Multiple accounts as others have said. The most powerful is to switch to a provider that permits custom domains and allows you to construct topic specific wildcard addresses on the fly. These can't be flagged as invalid or stripped like Google '+' suffixes and when compromised, you can filter them into oblivion and move on to something else. You also get the bonus of having the entire namespace to yourself and can select short addresses.

tianqi 5 hours ago | parent [-]

Which service provider would you recommend?

Marsymars 2 hours ago | parent [-]

You don’t need an email service provider for that, plenty of DNS providers also offer email forwarding.
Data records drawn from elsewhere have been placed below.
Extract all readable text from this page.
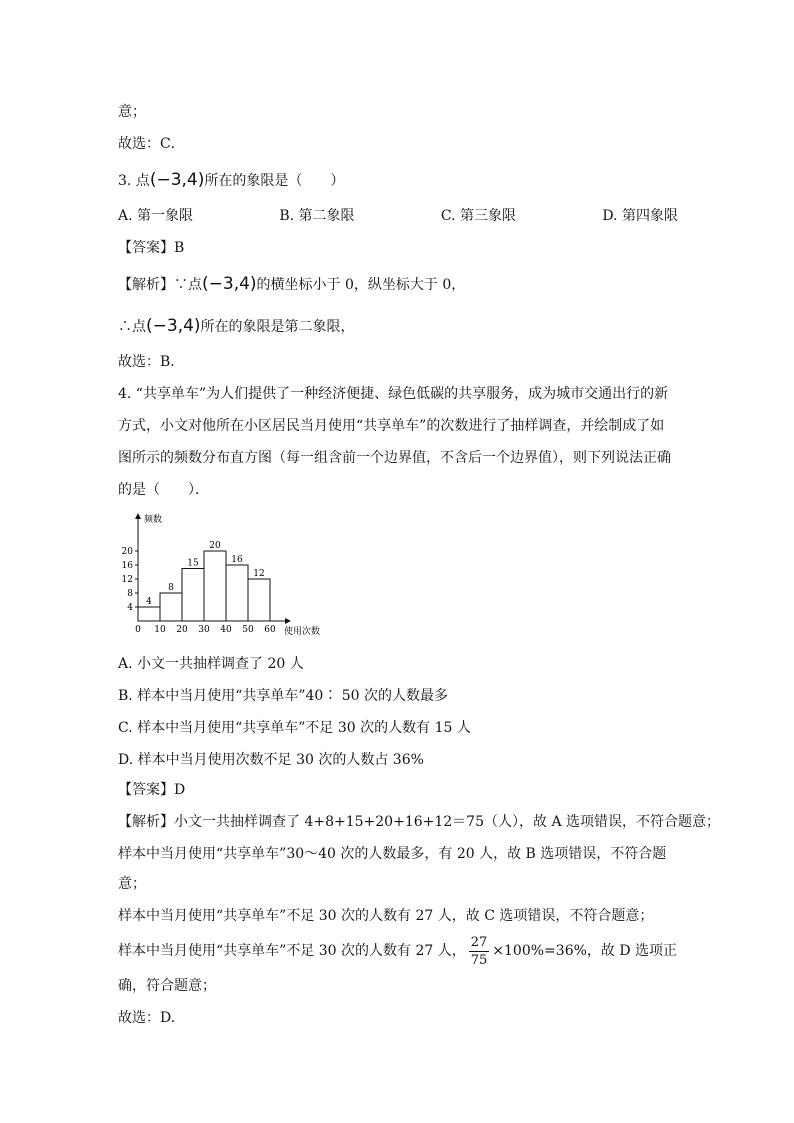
意；
故选：C．
3. 点(−3,4)所在的象限是（　　）
A. 第一象限	B. 第二象限	C. 第三象限	D. 第四象限
【答案】B
【解析】∵点(−3,4)的横坐标小于 0，纵坐标大于 0，
∴点(−3,4)所在的象限是第二象限，
故选：B．
4. “共享单车”为人们提供了一种经济便捷、绿色低碳的共享服务，成为城市交通出行的新
方式，小文对他所在小区居民当月使用“共享单车”的次数进行了抽样调查，并绘制成了如
图所示的频数分布直方图（每一组含前一个边界值，不含后一个边界值），则下列说法正确
的是（　　）．
频数
使用次数
4
8
15
20
16
12
0 10 20 30 40 50 60
4
8
12
16
20
A. 小文一共抽样调查了 20 人
B. 样本中当月使用“共享单车”40∶ 50 次的人数最多
C. 样本中当月使用“共享单车”不足 30 次的人数有 15 人
D. 样本中当月使用次数不足 30 次的人数占 36%
【答案】D
【解析】小文一共抽样调查了 4+8+15+20+16+12＝75（人），故 A 选项错误，不符合题意；
样本中当月使用“共享单车”30～40 次的人数最多，有 20 人，故 B 选项错误，不符合题
意；
样本中当月使用“共享单车”不足 30 次的人数有 27 人，故 C 选项错误，不符合题意；
样本中当月使用“共享单车”不足 30 次的人数有 27 人， $\frac{27}{75} \times 100\%=36\%$，故 D 选项正
确，符合题意；
故选：D.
I can recommend easyDNS, but various others are probably also good.

TacticalCoder 9 hours ago | parent | prev [-]

I use Gmail since the beta (I got invite from a googler) and I don't remember when they began adding spam control but in my experience the GMail spam check works usually exceptionally well: I very rarely need to add a custom filter.

My email, over two decades+ (2004?), hasn't been in a many public leaks (only one on https://haveibeenpwned.com/ ) but obviously has made its way to various spammy actors but thankfully nearly everything is caught by GMail's spam filter.

If anything I'd say GMail's spam filter works too well: I get more legit emails in my spam folder than spam in my regular inbox. As in: one in a rare while vs about zero spam in my regular inbox.